Il adore chanter à tue-tête, jouer jusqu’au sang, et jumper et headbanger et pogoter. Il aime cette sensation de voler, l’épuisement et le délassement de ses membres, ses cheveux qui se rabattent dans son visage. Il est d’ailleurs très fier de ses cheveux, longs et soyeux, d’un blond platine tout à fait naturel.
Le matin devant le miroir de la salle de bain, il se prend pour Kurt Cobain, il chante du Leonard Cohen sous sa douche… Et aussi, il porte toujours ou presque le même T-shirt, celui des Sex Pistols, son préféré, et il rêve toutes les nuits de Katie Jane, la chanteuse de Daisy Chainsaw, il est sûrement amoureux. Sur ses cahiers de cours, il dessine dans les marges, et il écrit des chansons. Lui, il veut être une rockstar.
Il aime bien aussi faire des trucs stupides, comme cracher par terre et courir sous la pluie _ habitude de gamin que décidément il ne perdra jamais _ et il trouve ça drôle de regarder les émissions débiles à la télé, les talk-show à la Jerry Springer _ c’est débile et c’est ça qui le fait rire _ , et faire l’idiot sur un skate, parce que ça épate la galerie et parce que c’est vraiment cool, comme le surf _ mais ça, il ne le sait pas, il n’a jamais vu les vagues de la côte ouest… il suppose _ , et ne pas faire ses devoirs ni ranger sa chambre, et flemmarder tout le week-end _ ce qui a le don de donner d’incompréhensibles crises de nerf à sa mère sans qu’il n’en voit la raison.
Ca lui plait aussi de regarder les nuages et les étoiles, allongé dans la prairie de son South Dakota natal, de dormir en caleçon, de conduire les voitures, de rencontrer des gens nouveaux, de manger du pop-corn dans les salles de cinéma et de faire des châteaux de sable.
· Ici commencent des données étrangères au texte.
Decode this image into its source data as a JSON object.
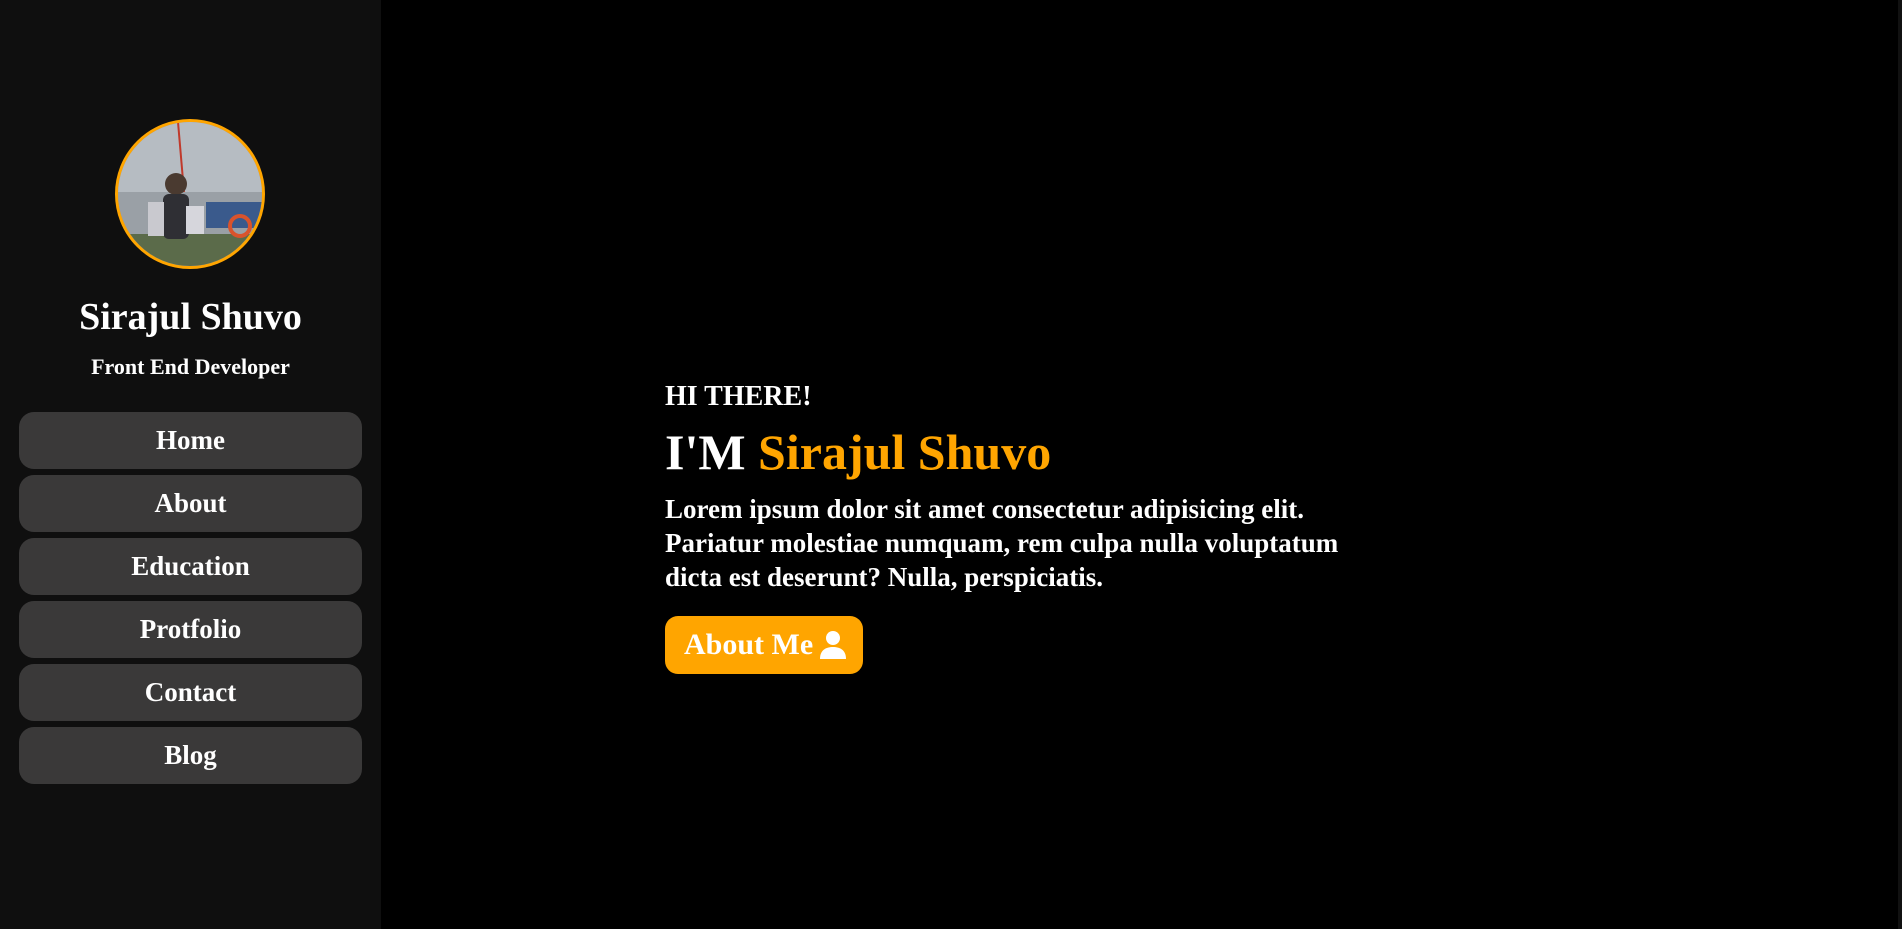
{
  "profile": {
    "name": "Sirajul Shuvo",
    "role": "Front End Developer"
  },
  "nav": {
    "items": [
      {
        "label": "Home"
      },
      {
        "label": "About"
      },
      {
        "label": "Education"
      },
      {
        "label": "Protfolio"
      },
      {
        "label": "Contact"
      },
      {
        "label": "Blog"
      }
    ]
  },
  "hero": {
    "greeting": "HI THERE!",
    "headline_prefix": "I'M",
    "headline_name": "Sirajul Shuvo",
    "intro": "Lorem ipsum dolor sit amet consectetur adipisicing elit. Pariatur molestiae numquam, rem culpa nulla voluptatum dicta est deserunt? Nulla, perspiciatis.",
    "cta_label": "About Me",
    "cta_icon": "user-icon"
  },
  "colors": {
    "accent": "#ffa500",
    "sidebar_bg": "#0f0f0f",
    "nav_item_bg": "#3a3939",
    "page_bg": "#000000"
  }
}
Et puis, il aime les spaghettis bolognaises et les milk-shakes au chocolat et les cookies à Noël, son chien Sparky _ un autre grand amateur de cookies _ mort il y a trois ans et tous les chiens en général, les photos en noir et blanc et l’été ondoyant et étouffant et Martin Luther King, Apocalypse Now et Full Metal Jacket et son oncle John, mort à 19 ans, au Vietnam…



extrait n°2 :

[i]Les Baker sont des gens assez ouverts d’esprit. Plus que ses parents à lui, en tout cas. La chambre de Floyd n’est d’ailleurs pas mal du tout. C’est le garage. Un ancien garage. Mais pas aussi glacial qu’un garage en hiver _ c’est chauffé, d’après Floyd _ , et pas une étuve en été _ ça, il peut le constater par lui-même aujourd’hui. Cette chambre est donc un garage reconverti, tapissé de posters de groupes de rock _ et aussi Bob Marley et Madness _ et la lumière n’est diffusée que par une ampoule nue. Le portail est ouvert en grand les jours de beau temps _ comme aujourd’hui. Contre un mur, il y a le lit de Floyd, un futon en fait, qui sert de canapé. Par terre, pour masquer le sol en ciment, plusieurs tapis. Floyd a aussi une télévision, posé sur une caisse retournée, une chaîne Hi-Fi à côté de piles de disques _ vinyles et laser _ et de cassettes audio. Les cassettes vidéo sont sur une étagère, rangées avec des bouquins diverses. Au milieu de la pièce, on trouve l’ampli, assez gros, Floyd avoue avoir casser sa tirelire pour l’acheter, pour « faire sauter la baraque », la guitare est contre l’ampli, avec pédaliers, médiators, tablatures etc. Le skate chevauche le palier du portail, une roue dans l’allée, une autre dans le garage. Et puis, sinon, c’est bel et bien la piaule d’un mec, en bordel comme il se doit. Si, il a oublié le bol en terre cuite peinte rempli d’herbe, quelques sutras écrits sur des bandes de soie et un drapeau de Greenpeace. Et une chaise longue, dans l’allée du garage.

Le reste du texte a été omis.